Many facilities could accommodate more children if they had more caregivers. The talk about the lack of daycare places is misleading. It is not primarily necessary to build or expand daycare centers, but to bring enough qualified educators to the labor market.
Berlin district mayor Herrmann says that she pointed out the lack of daycare places back in 2008. At that time, the infrastructure was lacking, so the district built daycare centers with the sponsors. The hardware is now there, says Herrmann, but with the lack of staff, a district mayor cannot do much. In Friedrichshain-Kreuzberg alone, 400 day care places could not be filled – "because there is no staff". Berlin’s Senate Department for Education, Youth and Family is responsible for the training capacities. "The authority has not taken the problem seriously for too long," complains Herrmann. You see it differently in the Senate. The capacity has been doubled since 2011, and the state is paying the school fees for private teacher training schools – in order to increase the number of apprentices.
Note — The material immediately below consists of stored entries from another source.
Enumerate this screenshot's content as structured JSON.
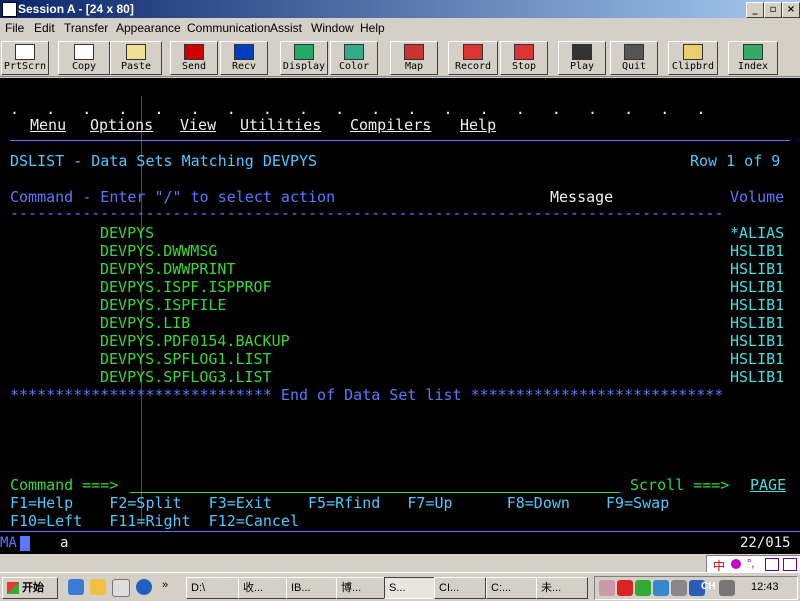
{
  "window": {
    "title": "Session A - [24 x 80]"
  },
  "menubar": [
    "File",
    "Edit",
    "Transfer",
    "Appearance",
    "Communication",
    "Assist",
    "Window",
    "Help"
  ],
  "toolbar": [
    {
      "label": "PrtScrn",
      "icon": "print-screen-icon"
    },
    {
      "label": "Copy",
      "icon": "copy-icon"
    },
    {
      "label": "Paste",
      "icon": "paste-icon"
    },
    {
      "label": "Send",
      "icon": "send-icon"
    },
    {
      "label": "Recv",
      "icon": "receive-icon"
    },
    {
      "label": "Display",
      "icon": "display-icon"
    },
    {
      "label": "Color",
      "icon": "color-icon"
    },
    {
      "label": "Map",
      "icon": "map-icon"
    },
    {
      "label": "Record",
      "icon": "record-icon"
    },
    {
      "label": "Stop",
      "icon": "stop-icon"
    },
    {
      "label": "Play",
      "icon": "play-icon"
    },
    {
      "label": "Quit",
      "icon": "quit-icon"
    },
    {
      "label": "Clipbrd",
      "icon": "clipboard-icon"
    },
    {
      "label": "Index",
      "icon": "index-icon"
    }
  ],
  "terminal": {
    "dots": ".   .   .   .   .   .   .   .   .   .   .   .   .   .   .   .   .   .   .   .",
    "ispf_menu": [
      "Menu",
      "Options",
      "View",
      "Utilities",
      "Compilers",
      "Help"
    ],
    "panel_title": "DSLIST - Data Sets Matching DEVPYS",
    "row_info": "Row 1 of 9",
    "column_header": {
      "command": "Command - Enter \"/\" to select action",
      "message": "Message",
      "volume": "Volume"
    },
    "separator": "-------------------------------------------------------------------------------",
    "datasets": [
      {
        "name": "DEVPYS",
        "volume": "*ALIAS"
      },
      {
        "name": "DEVPYS.DWWMSG",
        "volume": "HSLIB1"
      },
      {
        "name": "DEVPYS.DWWPRINT",
        "volume": "HSLIB1"
      },
      {
        "name": "DEVPYS.ISPF.ISPPROF",
        "volume": "HSLIB1"
      },
      {
        "name": "DEVPYS.ISPFILE",
        "volume": "HSLIB1"
      },
      {
        "name": "DEVPYS.LIB",
        "volume": "HSLIB1"
      },
      {
        "name": "DEVPYS.PDF0154.BACKUP",
        "volume": "HSLIB1"
      },
      {
        "name": "DEVPYS.SPFLOG1.LIST",
        "volume": "HSLIB1"
      },
      {
        "name": "DEVPYS.SPFLOG3.LIST",
        "volume": "HSLIB1"
      }
    ],
    "end_line": "***************************** End of Data Set list ****************************",
    "command_prompt": "Command ===>",
    "scroll_prompt": "Scroll ===>",
    "scroll_value": "PAGE",
    "fkeys_row1": "F1=Help    F2=Split   F3=Exit    F5=Rfind   F7=Up      F8=Down    F9=Swap",
    "fkeys_row2": "F10=Left   F11=Right  F12=Cancel"
  },
  "status": {
    "left": "MA",
    "mode": "a",
    "position": "22/015"
  },
  "taskbar": {
    "start": "开始",
    "tasks": [
      "D:\\",
      "收...",
      "IB...",
      "博...",
      "S...",
      "CI...",
      "C:...",
      "未..."
    ],
    "clock": "12:43",
    "ime": "CH"
  }
}
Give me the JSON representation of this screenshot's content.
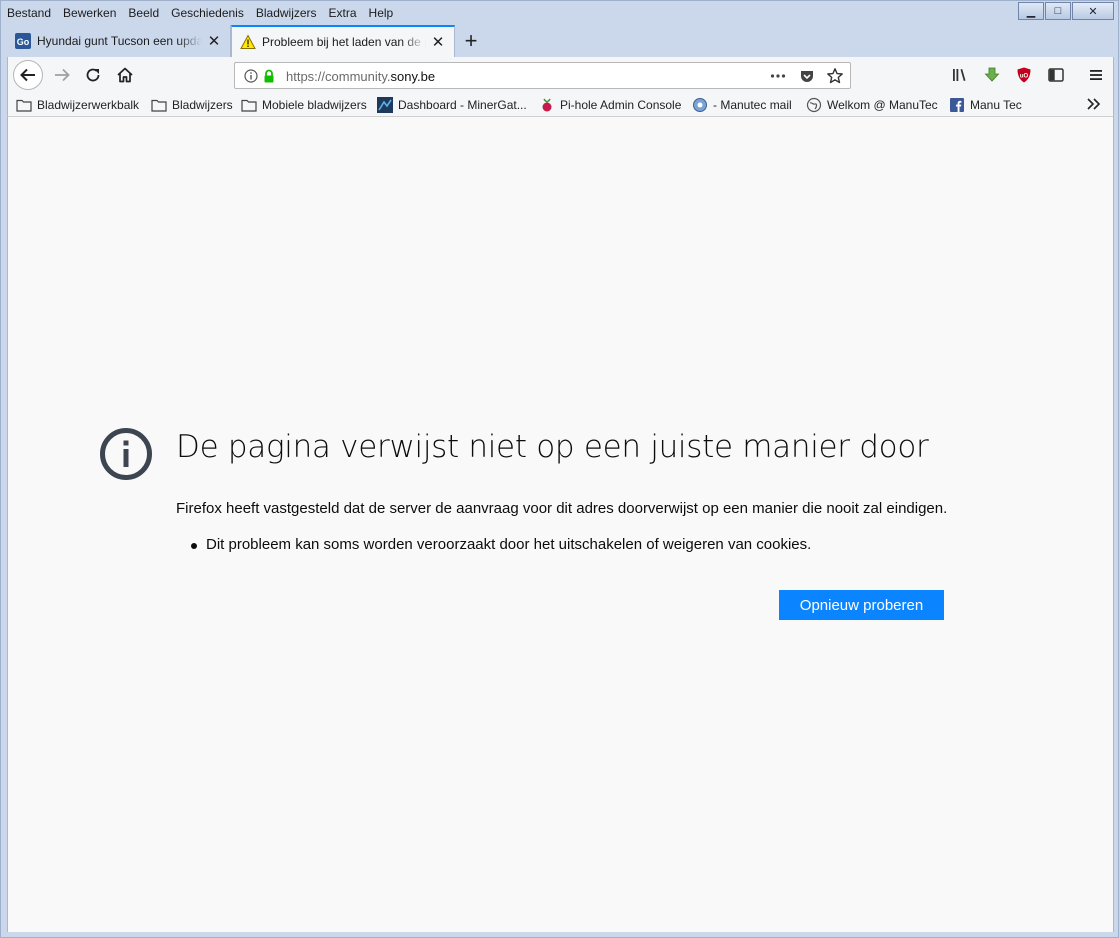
{
  "menu": [
    "Bestand",
    "Bewerken",
    "Beeld",
    "Geschiedenis",
    "Bladwijzers",
    "Extra",
    "Help"
  ],
  "window_controls": {
    "minimize": "▁",
    "maximize": "□",
    "close": "✕"
  },
  "tabs": [
    {
      "label": "Hyundai gunt Tucson een update",
      "favicon": "gocar-icon",
      "active": false
    },
    {
      "label": "Probleem bij het laden van de pagina",
      "favicon": "warning-icon",
      "active": true
    }
  ],
  "urlbar": {
    "scheme_prefix": "https://community.",
    "host": "sony.be"
  },
  "bookmarks": [
    {
      "label": "Bladwijzerwerkbalk",
      "icon": "folder-icon"
    },
    {
      "label": "Bladwijzers",
      "icon": "folder-icon"
    },
    {
      "label": "Mobiele bladwijzers",
      "icon": "folder-icon"
    },
    {
      "label": "Dashboard - MinerGat...",
      "icon": "minergate-icon"
    },
    {
      "label": "Pi-hole Admin Console",
      "icon": "raspberry-icon"
    },
    {
      "label": "- Manutec mail",
      "icon": "mail-globe-icon"
    },
    {
      "label": "Welkom @ ManuTec",
      "icon": "globe-icon"
    },
    {
      "label": "Manu Tec",
      "icon": "facebook-icon"
    }
  ],
  "error": {
    "title": "De pagina verwijst niet op een juiste manier door",
    "description": "Firefox heeft vastgesteld dat de server de aanvraag voor dit adres doorverwijst op een manier die nooit zal eindigen.",
    "bullets": [
      "Dit probleem kan soms worden veroorzaakt door het uitschakelen of weigeren van cookies."
    ],
    "retry_label": "Opnieuw proberen"
  },
  "colors": {
    "accent": "#0a84ff",
    "lock": "#12bc00",
    "ublock": "#c4001c",
    "download": "#6ab04c"
  }
}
The simultaneous improvement in quality in day care centers swallows additional staff. "We are expanding massively. But this is a Herculean task. It is the same problem nationwide, ”said spokeswoman Iris Brennberger. In many places, positions cannot be filled. The question remains why they remain open.
Working conditions for teachers are poor. There were said to be no vacancies in Munich because the educators could not have paid the rent from their wages. The workers who are already there have to struggle with the thin staff, because it worsens the working conditions even more. Just under five percent of the workforce are men.
Since it has been recognized that early childhood education is extremely important for the development of a child, the level of qualifications for educators has been raised. In many federal states they now need a high school diploma. The level of education is actually an important factor in determining wages – actually. However, neither the increase in the level of qualifications nor the increased demand for nursery teachers is reflected in the salary. “The tariff for educators has to be reconsidered nationwide. The salary is a crucial factor, ”says Herrmann.
The situation in daycare centers mainly affects women – as mothers or as educators. In Germany women work almost twice as often at low wages as men, often in the social sector. Kindergarten teachers perform a form of work that women in the family context often perform free of charge. From the 1960s onwards, the GDR focused on the targeted development of all-day care. Here, too, a goal was to increase the employment of women. In the FRG, half-day care was a social consensus. German politics has long followed the breadwinner model. There was one main earner: the man. The woman earned too. Her career was characterized by part-time work and the low-wage sector. Both, the lack of childcare places and the poor working conditions of teachers, are related to a structural disadvantage of women in working life. And together they belong in a Germany before our time.